All Products
Search
Document Center

ApsaraDB RDS:Fuzzy query (pg_bigm)

Last Updated:Mar 28, 2026

pg_bigm is an extension for Alibaba Cloud RDS for PostgreSQL that enables full-text search using a 2-gram Generalized Inverted Index (GIN). It is effective for non-alphabetic languages such as Japanese and Chinese, and for short keywords of 1–2 characters.

When to use pg_bigm

pg_bigm and pg_trgm are both full-text search extensions for RDS for PostgreSQL. Use the following table to choose the right one.

Featurepg_trgmpg_bigm
Phrase match method3-gram2-gram
Supported index typesGIN and GiSTGIN
Supported full-text search operatorsLIKE, ILIKE, ~, and ~*LIKE
Full-text search for non-alphabetic languagesNot supportedSupported
Full-text search for keywords with 1–2 charactersSlowFast
Similarity searchSupportedSupported
Maximum size of an indexable column238,609,291 bytes (~228 MB)107,374,180 bytes (~102 MB)

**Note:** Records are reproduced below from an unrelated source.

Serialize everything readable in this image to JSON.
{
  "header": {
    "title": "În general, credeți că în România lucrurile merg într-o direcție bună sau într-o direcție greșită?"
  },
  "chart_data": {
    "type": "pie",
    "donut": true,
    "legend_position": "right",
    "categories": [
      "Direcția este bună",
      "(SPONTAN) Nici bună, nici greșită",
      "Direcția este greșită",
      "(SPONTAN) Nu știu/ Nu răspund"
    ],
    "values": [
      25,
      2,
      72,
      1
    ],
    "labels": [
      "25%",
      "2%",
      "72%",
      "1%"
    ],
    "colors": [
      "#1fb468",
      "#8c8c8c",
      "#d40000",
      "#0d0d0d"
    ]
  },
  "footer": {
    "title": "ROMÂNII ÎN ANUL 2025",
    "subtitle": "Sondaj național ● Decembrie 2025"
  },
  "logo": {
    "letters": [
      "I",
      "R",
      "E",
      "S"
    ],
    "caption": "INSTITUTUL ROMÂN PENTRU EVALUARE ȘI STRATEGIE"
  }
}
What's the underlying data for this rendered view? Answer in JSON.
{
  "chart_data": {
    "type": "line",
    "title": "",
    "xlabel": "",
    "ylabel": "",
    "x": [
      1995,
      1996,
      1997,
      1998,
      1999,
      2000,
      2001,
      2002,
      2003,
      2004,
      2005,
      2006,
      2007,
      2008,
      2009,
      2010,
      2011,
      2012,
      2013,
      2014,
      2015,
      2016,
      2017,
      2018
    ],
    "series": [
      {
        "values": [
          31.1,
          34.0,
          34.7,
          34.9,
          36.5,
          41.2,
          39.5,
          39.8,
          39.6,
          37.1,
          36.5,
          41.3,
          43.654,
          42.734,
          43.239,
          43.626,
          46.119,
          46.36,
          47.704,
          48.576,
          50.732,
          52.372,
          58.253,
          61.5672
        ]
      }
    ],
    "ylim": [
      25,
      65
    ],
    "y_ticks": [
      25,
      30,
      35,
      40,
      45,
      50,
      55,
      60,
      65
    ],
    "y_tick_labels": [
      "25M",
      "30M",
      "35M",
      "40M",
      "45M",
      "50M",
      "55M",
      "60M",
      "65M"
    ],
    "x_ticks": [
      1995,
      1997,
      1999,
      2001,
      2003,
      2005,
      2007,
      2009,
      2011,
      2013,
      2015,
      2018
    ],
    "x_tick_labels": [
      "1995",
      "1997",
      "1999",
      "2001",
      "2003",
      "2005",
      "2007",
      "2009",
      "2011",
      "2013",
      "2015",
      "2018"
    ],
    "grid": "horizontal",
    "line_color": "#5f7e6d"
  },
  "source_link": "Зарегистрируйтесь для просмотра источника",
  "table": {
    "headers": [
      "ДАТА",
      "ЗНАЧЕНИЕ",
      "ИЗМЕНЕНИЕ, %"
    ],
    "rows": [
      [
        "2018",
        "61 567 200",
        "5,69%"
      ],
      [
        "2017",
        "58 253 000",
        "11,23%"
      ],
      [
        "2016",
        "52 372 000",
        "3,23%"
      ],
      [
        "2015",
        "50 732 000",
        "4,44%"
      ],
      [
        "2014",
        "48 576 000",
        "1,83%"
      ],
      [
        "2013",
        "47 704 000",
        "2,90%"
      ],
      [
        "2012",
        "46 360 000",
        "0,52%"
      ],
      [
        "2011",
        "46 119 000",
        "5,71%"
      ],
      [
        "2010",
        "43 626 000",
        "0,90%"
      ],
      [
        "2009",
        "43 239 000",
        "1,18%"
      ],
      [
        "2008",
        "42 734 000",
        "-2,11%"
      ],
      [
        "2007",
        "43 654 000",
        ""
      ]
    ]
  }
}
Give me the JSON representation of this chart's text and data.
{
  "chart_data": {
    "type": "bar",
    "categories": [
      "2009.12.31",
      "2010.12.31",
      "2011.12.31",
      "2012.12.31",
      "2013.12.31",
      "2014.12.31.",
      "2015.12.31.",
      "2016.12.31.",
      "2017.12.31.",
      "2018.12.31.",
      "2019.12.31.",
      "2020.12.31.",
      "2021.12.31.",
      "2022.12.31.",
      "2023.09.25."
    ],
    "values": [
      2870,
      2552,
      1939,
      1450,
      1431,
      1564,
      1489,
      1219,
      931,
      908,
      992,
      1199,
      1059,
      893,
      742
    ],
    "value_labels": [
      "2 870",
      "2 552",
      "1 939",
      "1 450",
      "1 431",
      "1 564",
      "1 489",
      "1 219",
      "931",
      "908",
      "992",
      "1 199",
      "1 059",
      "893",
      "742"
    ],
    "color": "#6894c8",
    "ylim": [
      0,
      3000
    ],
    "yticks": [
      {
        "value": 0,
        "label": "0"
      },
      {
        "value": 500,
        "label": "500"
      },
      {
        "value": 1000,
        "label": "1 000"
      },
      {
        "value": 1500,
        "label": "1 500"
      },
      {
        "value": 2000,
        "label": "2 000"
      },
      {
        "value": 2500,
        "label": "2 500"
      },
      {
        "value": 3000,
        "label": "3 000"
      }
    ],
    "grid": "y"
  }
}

Choose pg_bigm when your data includes non-alphabetic content or when you frequently search for very short keywords. Use pg_trgm when you need case-insensitive search (ILIKE) or regular expression operators (~, ~*).

Prerequisites

Before you begin, make sure you have:

  • An RDS for PostgreSQL instance that meets the following version requirements:

    Important

    pg_bigm cannot be created on instances running a minor engine version earlier than 20230830. If your instance runs an older version and you already use this extension, its functionality is not affected. To install or reinstall the extension, upgrade the minor engine version to the latest version. For details, see Restrictions on creating extensions.

    Major versionMinor engine version
    PostgreSQL 1720250830 or later
    PostgreSQL 16No restrictions
    PostgreSQL 10–1520230830 or later
  • pg_bigm added to the Value of the shared_preload_libraries parameter. For example: 'pg_stat_statements,auto_explain,pg_bigm'. For instructions, see Set instance parameters.

Limitations

  • The GIN index column size cannot exceed 107,374,180 bytes (~102 MB).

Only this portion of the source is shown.